The Cumhurbaşkanlığı Dijital Dönüşüm Ofisi (CBDDO) — Presidential Digital Transformation Office — was established by Presidential Decree No. 1 (2018) as the central policy body for Türkiye’s digital agenda. CBDDO coordinates national strategy across e-government (e-Devlet), national AI strategy, open data, cybersecurity, and the country’s digital identity infrastructure. It reports directly to the Presidency and operates parallel to BTK (regulator) and the Ministry of Industry and Technology.

Key mandates

  • National AI Strategy 2021-2025: 119-action roadmap covering talent, R&D, sectoral applications.
  • e-Devlet platform: centralised citizen services portal (turkiye.gov.tr).
  • Open Data Portal: public dataset publication standards.
  • Digital Türkiye Card: consolidated digital ID initiative.
  • Cybersecurity strategy and incident coordination.
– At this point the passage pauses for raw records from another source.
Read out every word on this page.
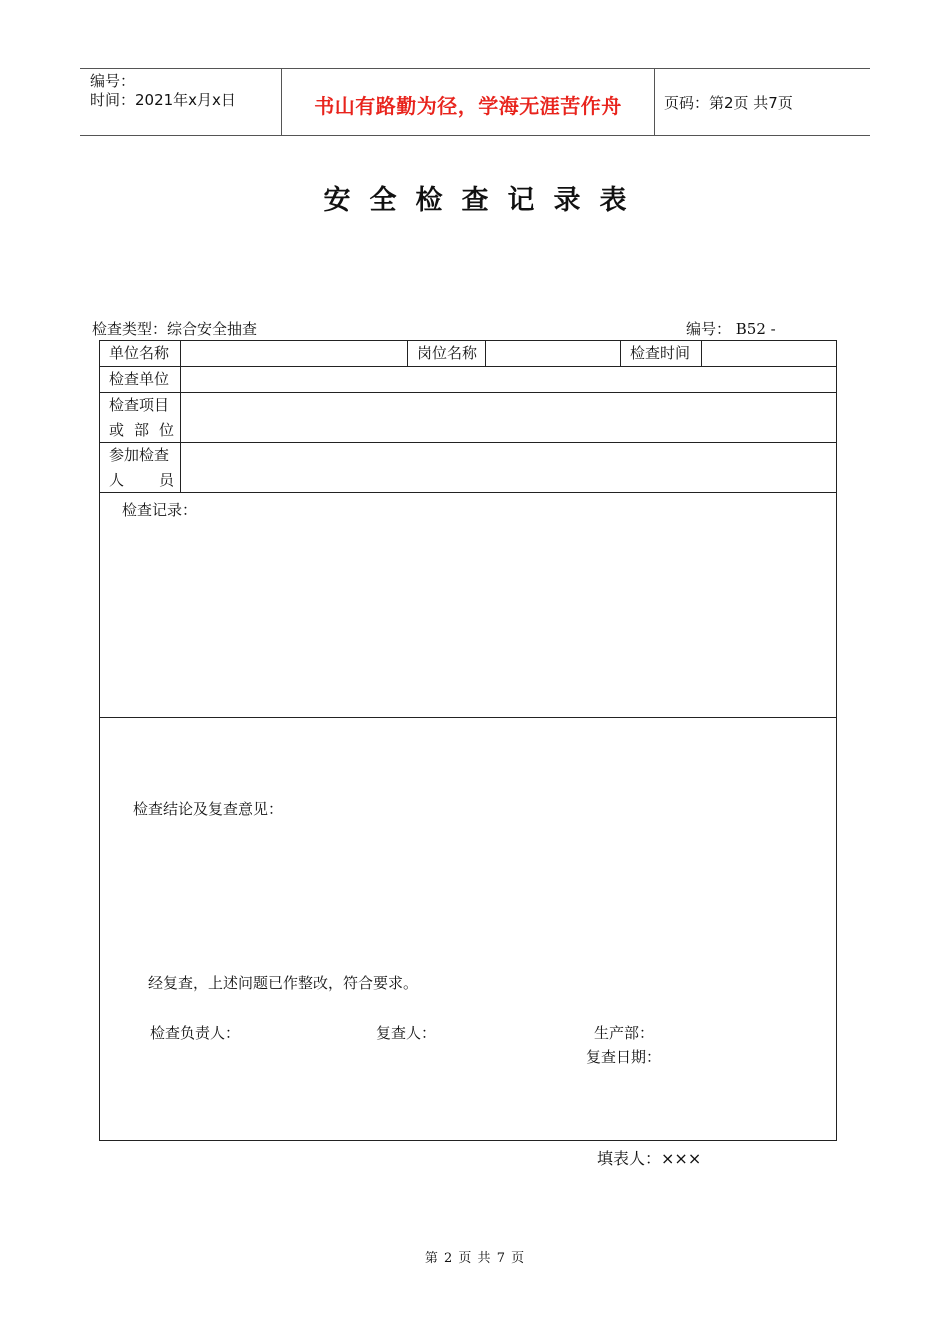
编号：
时间：2021年x月x日	书山有路勤为径，学海无涯苦作舟	页码：第2页 共7页
安全检查记录表
检查类型：综合安全抽查	编号： B52 -
单位名称	岗位名称	检查时间
检查单位
检查项目
或 部 位
参加检查
人 员
检查记录：
检查结论及复查意见：
经复查，上述问题已作整改，符合要求。
检查负责人：	复查人：	生产部：
复查日期：
填表人：×××
第 2 页 共 7 页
Implications for startups and corporates

CBDDO publishes guidance documents (e.g., AI ethics guide) that, while not directly binding, often crystallise into BTK or KVKK sub-regulations. Public-sector procurement increasingly references CBDDO digital standards. Cross-border digital service providers should monitor CBDDO outputs as leading indicators of regulatory direction.

Do: track CBDDO consultations and roadmaps for upcoming regulatory direction; align AI governance posture with the National AI Strategy.
Don’t: conflate CBDDO with BTK or KVKK — CBDDO sets strategy, regulators issue binding rules.

Working with the digital-state stack

For companies selling into or integrating with Turkish public digital infrastructure, the CBDDO’s frameworks function as de facto regulation: the information- and communication-security guide (BİG rehberi) sets hosting, encryption and personnel standards that flow into public tenders and, through them, into private subcontracts; KamuNet and interoperability requirements shape architecture; and cloud placement of public data follows criticality classifications that effectively localise significant workloads. Startups building govtech or selling SaaS to institutions should price compliance into delivery — certification, on-prem or local-cloud variants, and security clearances are procurement preconditions, not post-signature details. The practical reading: in Türkiye, public-sector product strategy is inseparable from CBDDO alignment.